Velocity vs Time Graphs:

·      To show a constant velocity, a straight horizontal line will be drawn.

·      If the graph has a positive slope, then the velocity is increasing. If the graph has a negative slope, then the velocity is decreasing.

·      In V vs T graphs, the X axis is referred to as the origin. The farther away from the X axis, the faster the object is moving. The closer the object is to the X axis, the slower it is moving.

·      The area above the origin represents the positive side of the graph, which indicates an object is moving forward. The area under the X axis (negative side) indicates that the object is moving backward.

Acceleration:

The rate of change in the velocity of a given object. The slope of a graph shows the acceleration. Acceleration can be calculated by:

1.     Finding the slope on a velocity vs time graph.
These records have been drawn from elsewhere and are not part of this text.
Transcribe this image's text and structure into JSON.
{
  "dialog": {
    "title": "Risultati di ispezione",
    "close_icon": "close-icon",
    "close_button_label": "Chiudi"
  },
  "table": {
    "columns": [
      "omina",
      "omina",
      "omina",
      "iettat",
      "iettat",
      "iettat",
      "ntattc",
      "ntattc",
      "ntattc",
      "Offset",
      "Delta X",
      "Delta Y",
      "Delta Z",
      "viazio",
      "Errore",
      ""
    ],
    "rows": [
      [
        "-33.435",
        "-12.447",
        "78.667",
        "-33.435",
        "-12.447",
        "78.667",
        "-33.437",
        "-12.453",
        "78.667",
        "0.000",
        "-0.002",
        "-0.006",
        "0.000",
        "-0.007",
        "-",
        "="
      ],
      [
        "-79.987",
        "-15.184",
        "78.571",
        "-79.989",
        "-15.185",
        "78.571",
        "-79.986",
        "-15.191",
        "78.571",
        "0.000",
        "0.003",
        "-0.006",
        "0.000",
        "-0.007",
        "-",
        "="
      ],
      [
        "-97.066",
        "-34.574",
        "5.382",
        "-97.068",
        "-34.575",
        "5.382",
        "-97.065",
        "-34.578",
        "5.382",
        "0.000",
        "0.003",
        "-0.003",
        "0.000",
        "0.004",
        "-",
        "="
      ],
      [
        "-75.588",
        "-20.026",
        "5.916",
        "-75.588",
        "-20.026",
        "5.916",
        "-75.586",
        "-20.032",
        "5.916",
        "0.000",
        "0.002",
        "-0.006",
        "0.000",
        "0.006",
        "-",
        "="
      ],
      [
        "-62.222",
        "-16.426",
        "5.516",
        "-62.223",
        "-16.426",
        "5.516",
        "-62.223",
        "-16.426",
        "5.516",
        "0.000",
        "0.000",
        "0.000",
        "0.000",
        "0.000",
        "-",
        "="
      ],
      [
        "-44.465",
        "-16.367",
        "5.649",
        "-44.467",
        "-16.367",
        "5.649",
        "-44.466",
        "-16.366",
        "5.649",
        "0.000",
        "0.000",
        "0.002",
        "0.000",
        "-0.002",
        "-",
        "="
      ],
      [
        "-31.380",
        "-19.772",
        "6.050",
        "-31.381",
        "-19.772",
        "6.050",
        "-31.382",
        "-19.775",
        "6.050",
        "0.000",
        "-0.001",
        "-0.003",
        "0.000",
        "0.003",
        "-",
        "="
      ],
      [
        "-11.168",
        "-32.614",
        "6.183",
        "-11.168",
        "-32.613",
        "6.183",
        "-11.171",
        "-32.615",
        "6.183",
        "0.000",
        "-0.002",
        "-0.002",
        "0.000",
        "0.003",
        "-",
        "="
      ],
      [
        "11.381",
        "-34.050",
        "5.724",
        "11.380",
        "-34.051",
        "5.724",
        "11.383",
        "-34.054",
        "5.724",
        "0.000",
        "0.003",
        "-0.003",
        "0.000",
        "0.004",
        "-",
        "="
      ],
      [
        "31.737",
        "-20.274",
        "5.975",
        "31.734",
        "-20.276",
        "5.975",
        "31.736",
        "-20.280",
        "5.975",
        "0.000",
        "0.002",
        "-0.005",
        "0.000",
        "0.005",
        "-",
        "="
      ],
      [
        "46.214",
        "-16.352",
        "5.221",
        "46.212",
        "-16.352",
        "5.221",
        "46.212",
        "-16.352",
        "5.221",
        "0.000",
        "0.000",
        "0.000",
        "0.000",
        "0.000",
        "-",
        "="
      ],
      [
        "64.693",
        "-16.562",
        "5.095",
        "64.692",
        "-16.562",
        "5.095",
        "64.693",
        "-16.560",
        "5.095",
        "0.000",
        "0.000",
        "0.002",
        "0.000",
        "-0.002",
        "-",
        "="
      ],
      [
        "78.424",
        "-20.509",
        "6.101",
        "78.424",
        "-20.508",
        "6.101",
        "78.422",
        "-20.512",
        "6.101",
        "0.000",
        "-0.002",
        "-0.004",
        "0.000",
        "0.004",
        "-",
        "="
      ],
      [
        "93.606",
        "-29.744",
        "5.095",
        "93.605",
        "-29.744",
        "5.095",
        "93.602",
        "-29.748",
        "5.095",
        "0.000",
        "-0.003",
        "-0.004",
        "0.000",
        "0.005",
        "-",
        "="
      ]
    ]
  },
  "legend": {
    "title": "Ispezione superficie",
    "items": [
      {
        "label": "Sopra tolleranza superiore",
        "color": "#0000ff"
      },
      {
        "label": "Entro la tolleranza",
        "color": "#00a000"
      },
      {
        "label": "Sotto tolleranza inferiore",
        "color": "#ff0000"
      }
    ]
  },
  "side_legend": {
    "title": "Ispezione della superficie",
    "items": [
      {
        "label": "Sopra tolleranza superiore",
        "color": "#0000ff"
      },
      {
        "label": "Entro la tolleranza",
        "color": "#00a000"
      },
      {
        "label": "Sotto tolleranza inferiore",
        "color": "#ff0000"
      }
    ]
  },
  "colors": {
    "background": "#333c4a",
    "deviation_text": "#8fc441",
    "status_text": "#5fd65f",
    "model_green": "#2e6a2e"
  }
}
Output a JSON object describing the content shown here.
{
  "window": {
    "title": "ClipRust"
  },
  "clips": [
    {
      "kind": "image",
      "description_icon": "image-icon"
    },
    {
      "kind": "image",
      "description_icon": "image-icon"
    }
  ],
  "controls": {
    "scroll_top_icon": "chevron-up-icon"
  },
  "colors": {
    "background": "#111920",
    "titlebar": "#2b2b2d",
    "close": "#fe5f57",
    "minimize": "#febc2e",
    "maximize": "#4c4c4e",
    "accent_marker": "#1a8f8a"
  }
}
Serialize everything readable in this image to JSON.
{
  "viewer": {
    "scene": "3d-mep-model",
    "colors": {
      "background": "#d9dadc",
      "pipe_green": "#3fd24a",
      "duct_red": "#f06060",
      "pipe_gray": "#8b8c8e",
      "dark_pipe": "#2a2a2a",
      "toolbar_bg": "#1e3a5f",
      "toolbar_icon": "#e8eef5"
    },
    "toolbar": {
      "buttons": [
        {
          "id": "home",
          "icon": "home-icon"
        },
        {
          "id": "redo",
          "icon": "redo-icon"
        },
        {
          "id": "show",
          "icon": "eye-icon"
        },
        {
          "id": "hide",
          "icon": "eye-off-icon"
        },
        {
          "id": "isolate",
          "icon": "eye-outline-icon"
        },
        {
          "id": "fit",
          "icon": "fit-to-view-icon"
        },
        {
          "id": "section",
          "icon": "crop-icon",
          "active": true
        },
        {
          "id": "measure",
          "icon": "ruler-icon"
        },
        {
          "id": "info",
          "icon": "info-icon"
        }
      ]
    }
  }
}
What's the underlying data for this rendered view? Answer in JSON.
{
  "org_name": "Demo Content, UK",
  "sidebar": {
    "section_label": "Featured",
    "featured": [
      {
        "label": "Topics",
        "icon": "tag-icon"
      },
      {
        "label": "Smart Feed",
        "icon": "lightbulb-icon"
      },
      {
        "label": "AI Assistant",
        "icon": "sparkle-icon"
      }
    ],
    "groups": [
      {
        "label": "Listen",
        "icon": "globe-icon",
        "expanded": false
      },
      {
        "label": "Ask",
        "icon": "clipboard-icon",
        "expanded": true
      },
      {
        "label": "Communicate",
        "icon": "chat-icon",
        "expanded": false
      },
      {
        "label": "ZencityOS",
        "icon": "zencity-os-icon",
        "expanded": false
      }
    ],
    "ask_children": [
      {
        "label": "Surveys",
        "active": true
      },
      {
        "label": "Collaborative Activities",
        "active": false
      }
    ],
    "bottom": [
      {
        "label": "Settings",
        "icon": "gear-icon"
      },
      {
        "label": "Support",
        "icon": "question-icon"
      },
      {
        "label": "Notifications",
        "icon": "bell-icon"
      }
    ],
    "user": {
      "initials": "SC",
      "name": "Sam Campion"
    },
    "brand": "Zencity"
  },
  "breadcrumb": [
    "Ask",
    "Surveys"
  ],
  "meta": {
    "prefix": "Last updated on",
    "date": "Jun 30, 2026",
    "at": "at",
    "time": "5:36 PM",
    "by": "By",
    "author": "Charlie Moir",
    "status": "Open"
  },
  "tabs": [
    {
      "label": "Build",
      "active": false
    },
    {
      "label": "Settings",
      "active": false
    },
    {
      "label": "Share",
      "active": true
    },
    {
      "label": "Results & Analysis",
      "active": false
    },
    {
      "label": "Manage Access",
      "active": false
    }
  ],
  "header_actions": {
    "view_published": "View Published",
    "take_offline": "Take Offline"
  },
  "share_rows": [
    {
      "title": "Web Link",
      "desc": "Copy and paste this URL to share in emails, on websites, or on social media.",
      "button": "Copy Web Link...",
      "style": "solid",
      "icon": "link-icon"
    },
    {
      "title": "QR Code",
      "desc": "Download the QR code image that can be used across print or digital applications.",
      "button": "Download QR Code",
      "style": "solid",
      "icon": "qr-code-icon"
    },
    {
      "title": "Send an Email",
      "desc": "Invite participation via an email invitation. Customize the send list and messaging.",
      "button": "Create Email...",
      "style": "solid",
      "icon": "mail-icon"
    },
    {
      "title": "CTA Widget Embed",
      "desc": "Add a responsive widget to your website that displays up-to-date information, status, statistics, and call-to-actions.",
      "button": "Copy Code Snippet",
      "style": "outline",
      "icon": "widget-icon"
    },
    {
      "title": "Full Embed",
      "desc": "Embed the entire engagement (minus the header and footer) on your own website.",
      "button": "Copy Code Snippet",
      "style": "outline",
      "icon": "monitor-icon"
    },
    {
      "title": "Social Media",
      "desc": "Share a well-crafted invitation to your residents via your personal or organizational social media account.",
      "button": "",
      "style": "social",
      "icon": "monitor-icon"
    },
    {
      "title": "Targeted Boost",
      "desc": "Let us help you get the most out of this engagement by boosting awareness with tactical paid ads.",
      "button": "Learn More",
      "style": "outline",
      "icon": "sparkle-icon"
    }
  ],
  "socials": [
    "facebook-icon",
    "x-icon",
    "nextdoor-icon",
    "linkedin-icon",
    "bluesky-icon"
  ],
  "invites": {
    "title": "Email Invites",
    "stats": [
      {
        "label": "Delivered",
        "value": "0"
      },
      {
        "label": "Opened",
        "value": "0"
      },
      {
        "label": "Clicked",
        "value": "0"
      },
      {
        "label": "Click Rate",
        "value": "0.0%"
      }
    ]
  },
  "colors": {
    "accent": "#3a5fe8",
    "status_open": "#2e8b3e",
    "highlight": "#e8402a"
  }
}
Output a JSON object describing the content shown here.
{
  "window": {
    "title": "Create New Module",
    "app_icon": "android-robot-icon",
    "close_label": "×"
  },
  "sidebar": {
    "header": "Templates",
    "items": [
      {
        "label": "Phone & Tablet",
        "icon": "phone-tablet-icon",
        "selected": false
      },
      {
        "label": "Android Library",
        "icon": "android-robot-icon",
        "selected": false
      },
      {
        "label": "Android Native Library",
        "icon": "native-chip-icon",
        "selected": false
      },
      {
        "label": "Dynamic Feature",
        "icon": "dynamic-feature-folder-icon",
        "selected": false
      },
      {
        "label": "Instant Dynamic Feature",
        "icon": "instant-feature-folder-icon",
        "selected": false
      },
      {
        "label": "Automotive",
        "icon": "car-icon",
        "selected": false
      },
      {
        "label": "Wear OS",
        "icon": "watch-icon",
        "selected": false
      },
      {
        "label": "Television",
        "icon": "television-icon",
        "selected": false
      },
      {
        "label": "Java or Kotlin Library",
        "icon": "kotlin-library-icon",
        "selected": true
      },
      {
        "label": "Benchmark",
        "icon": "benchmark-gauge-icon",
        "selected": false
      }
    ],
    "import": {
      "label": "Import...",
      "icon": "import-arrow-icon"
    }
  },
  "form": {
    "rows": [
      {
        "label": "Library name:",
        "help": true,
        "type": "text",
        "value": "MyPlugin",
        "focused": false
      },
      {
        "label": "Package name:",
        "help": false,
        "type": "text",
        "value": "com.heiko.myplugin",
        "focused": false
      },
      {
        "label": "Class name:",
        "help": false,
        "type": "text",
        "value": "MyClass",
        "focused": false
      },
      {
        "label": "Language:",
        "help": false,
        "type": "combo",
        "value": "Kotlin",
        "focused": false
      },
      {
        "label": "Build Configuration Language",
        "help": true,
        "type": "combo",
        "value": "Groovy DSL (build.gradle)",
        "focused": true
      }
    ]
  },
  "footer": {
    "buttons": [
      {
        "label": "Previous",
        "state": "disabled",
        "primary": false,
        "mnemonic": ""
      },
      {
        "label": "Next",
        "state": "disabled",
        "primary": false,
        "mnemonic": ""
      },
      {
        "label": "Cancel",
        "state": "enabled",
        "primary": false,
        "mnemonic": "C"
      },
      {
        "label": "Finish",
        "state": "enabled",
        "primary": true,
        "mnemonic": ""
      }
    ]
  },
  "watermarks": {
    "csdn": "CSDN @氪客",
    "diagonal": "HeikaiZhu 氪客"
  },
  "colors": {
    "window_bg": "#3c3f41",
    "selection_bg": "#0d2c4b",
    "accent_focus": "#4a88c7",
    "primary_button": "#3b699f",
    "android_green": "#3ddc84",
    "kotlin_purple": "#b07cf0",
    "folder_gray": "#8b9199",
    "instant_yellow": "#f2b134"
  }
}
2.     2. Using the formula A=(1/2)bh +l x w

3.     Find the constant acceleration or instantaneous velocity by: V= at + V^0

4. a= Delta V

          Delta T (change in)

Acceleration vs Time Graphs:

·      These graphs tell us the acceleration of an object and if it is in the positive or negative direction, and tells us the slope that would be depicted on an V vs T graph.

·      If a line is straight, it shows a constant velocity.

·      The Y intercept in a A vs T graph tells us the starting position.

·      The area underneath the line tells us the change in velocity. By calculated the area underneath the line you can find the change in X, also known as Delta X.

·      In an A vs T graph, you cannot determine the objects position.

Position vs Time Graphs: 

How is the CAPM applicable to real life?Acceleration is commonly associated with speed, particularly when driving a car. In class, we often do problems that have to do with the acceleration it would take for a car to come to a complete stop for the amount of time it would take a driver to reach a certain speed. This unit has also taught us the scale of being able to predict any point on the graph that a line will intersect with if it has a constant velocity and starting point. Being able to make predictions and draw conclusions from graphs and other visual aids is a crucial skill that is a necessity in most business settings.